国産化の最前線、SMEEとNAURAの挑戦
米国の規制強化を受け、中国国内では製造装置の国産化が国家的な至上命令となっている。その中核を担うのが、露光装置を手がける上海微電子装備(SMEE)と、エッチングや成膜装置で国内首位の北方華創科技集団(NAURA)だ。SMEEは長年、オランダASMLの牙城に挑んできたが、その技術水準は依然として大きく水をあけられている。同社が現在量産可能なのは、90nmプロセスに対応するKrF露光装置までだ。次世代のArF液浸露光装置「SSA/800-10W」の開発を進めており、これが実現すれば28nmプロセスの国産化に道が開けるが、2024年時点でも安定した量産には至っていない。一方、NAURAはエッチングやPVD(物理気相成長法)装置の分野で躍進している。業界調査会社Gartnerの2023年データによると、NAURAの世界市場シェアはまだ数パーセントに過ぎないが、中国国内市場に限れば、同社のエッチング装置は20%以上のシェアを獲得したと見られる。これは、SMICやYMTCといった国内大手が必要に迫られて国産装置の採用を増やした結果だ。
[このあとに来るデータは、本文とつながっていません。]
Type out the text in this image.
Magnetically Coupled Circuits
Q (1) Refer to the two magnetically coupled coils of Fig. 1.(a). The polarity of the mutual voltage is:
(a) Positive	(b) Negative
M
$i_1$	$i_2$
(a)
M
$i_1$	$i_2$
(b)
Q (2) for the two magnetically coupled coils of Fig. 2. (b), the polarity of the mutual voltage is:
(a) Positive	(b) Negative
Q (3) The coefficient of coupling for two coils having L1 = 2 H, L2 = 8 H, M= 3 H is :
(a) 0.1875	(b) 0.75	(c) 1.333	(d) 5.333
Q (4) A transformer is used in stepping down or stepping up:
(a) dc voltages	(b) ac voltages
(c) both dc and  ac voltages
しかし、半導体製造には数百もの工程があり、一つの装置を国産化できても供給網全体を自給するのは不可能に近い。特に、ウエハーの欠陥を検査する装置市場では、米KLAや日本のレーザーテックが高いシェアを維持しており、代替技術は存在しない。
規制の網を抜ける「日本の技術」への依存
中国が直面するもう一つの現実は、先端プロセスを迂回してたどり着く成熟・レガシープロセス(28nm以上)の製造においても、日本の素材・部品産業への高い依存から逃れられないという構造だ。例えば、半導体回路の原版となるフォトマスクの基板材料(ブランクス)では、HOYAとAGCが世界シェアの約7割を占める。回路パターンをウエハーに転写する際に塗布する感光材「フォトレジスト」では、JSR、信越化学工業、東京応化工業、富士フイルムといった日本企業が、EUV用だけでなく成熟プロセス用のKrF、ArFレジストでも世界シェアの大部分を握る。中国の国産レジストメーカーも存在するが、純度や安定性の面で日本製品に及ばず、歩留まりに直結するため大手ファブは採用に慎重だ。国際半導体製造装置材料協会(SEMI)の2024年3月の発表によると、2023年の中国の半導体製造装置販売額は前年比29%増の366億ドルに達し、世界最大の市場となった。この数字の裏には、規制対象外である28nm以上のプロセス向けに、東京エレクトロンやSCREENホールディングス製の日本製装置が大量に輸出された実態がある。中国は最先端技術への道を閉ざされた代償として、自動車や産業機器向け半導体の巨大な生産拠点となることで活路を見出そうとしており、その生産活動は日本の基盤技術によって支えられているのが実情だ。
日本企業が直面する選択
中国の技術的自立に向けた巨大投資と、米国の厳格な輸出規制という二つの潮流は、日本の半導体関連企業に複雑な選択を突きつけている。短期的には、中国の成熟プロセス向け設備投資の拡大は、日本の製造装置・素材メーカーにとって大きな商機となる。東京エレクトロンの2024年3月期決算では、売上収益に占める中国向け比率は47%に達し、過去最高を記録した。これは、同社が米国の規制を遵守しつつ、規制対象外の製品群で中国市場の需要を着実に捉えた結果だ。しかし、この状況は諸刃の剣でもある。中国への過度な依存は、将来的な米国の規制強化や、米中対立の激化によるサプライチェーン寸断リスクを増大させる。また、中国で大量生産される汎用半導体は、いずれ国際市場で日本企業が手がけるパワー半導体やアナログ半導体と競合する可能性が高い。日本企業には、目先の利益を確保しつつも、中国市場への依存度を管理し、次世代技術への研究開発投資を怠らないという高度な経営判断が求められる。同時に、日本政府の役割も重要だ。ラピダスが挑む2nmプロセスの国産化支援に加え、日本の強みである素材・装置分野の国際競争力を維持するための政策、そして同志国との連携による経済安全保障の枠組み構築が、これまで以上に不可欠となっている。